Reform von oben

■ Der Zukunftskongreß der IG Metall

Seit Jahren hat es in der Bundesrepublik kein derartiges Forum gesellschaftspolitischer Diskussion mehr gegeben. Mit ihrem Zukunftskongreß hat sich die Industriegewerkschaft Metall als eine Massenorganisation präsentiert, die über die konservative Wende nicht nur jammert, sondern ihr nach Jahren intellektueller Selbstgenügsamkeit eine Alternative entgegensetzen will. Sie betreibt dies nicht unter dem Druck einer fordernden Mitgliedschaft, sondern von oben.

Diese Diskussion, das hat sich in Frankfurt an der massenhaften Präsenz führender SPD-Politiker gezeigt, steht in engem Kontext zum programmatischen Diskurs der Sozialdemokraten.
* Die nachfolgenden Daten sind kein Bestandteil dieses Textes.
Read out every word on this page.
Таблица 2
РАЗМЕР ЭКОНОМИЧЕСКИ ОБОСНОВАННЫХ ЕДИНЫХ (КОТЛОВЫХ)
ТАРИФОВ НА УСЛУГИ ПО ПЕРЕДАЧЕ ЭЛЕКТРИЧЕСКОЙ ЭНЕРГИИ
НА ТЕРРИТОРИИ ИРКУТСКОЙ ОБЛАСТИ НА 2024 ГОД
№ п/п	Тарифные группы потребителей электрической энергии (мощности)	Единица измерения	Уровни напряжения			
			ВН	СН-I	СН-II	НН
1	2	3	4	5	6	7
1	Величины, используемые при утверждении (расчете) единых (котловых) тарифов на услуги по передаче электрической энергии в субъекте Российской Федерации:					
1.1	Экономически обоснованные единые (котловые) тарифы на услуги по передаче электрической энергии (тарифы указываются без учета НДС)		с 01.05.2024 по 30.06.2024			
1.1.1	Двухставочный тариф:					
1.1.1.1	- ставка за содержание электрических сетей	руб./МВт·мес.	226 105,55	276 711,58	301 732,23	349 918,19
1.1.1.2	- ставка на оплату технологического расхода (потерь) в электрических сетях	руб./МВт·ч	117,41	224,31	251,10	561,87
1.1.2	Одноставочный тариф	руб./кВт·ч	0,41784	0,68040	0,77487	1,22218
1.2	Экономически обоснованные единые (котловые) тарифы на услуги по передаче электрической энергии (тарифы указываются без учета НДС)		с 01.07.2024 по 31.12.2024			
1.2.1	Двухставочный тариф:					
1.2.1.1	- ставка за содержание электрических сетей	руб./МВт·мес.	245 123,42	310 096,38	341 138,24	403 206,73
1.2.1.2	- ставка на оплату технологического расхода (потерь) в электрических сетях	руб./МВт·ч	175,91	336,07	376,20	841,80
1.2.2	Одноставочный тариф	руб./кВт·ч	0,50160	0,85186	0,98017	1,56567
Die zur Schau getragene Offenheit, das deutliche Bemühen um die Integration „grüner“ Politikfelder zielt auf die Bildung einer neuen reformerischen Koalition unter Einschluß der gesellschaftskritischen Intelligenz, aber durchaus ohne die in Frankfurt (bis auf Joschka Fischer) wieder einmal abwesende grüne Partei. Dies ist, ins Gewerkschaftliche übersetzt, exakt die Strategie der sozialdemokratischen Enkel. Soweit ist Steinkühler von Lafontaine also gar nicht entfernt.

Ob der Kongreß über seine Öffentlichkeitswirksamkeit hinaus ein Erfolg war, wird sich daran entscheiden, wie die Gewerkschaft den eigenen Erneuerungsprozeß weiterführt. Am meisten werden ihr dabei gerade jene eigenen, immer noch hierarchischen Strukturen im Wege stehen, die es Steinkühler erlauben, dem konservativ-beharrenden Apparat die Reformdiskussion aufzuzwingen. Sie stehen in Konflikt zu wirklicher Offenheit in der Auseinandersetzung.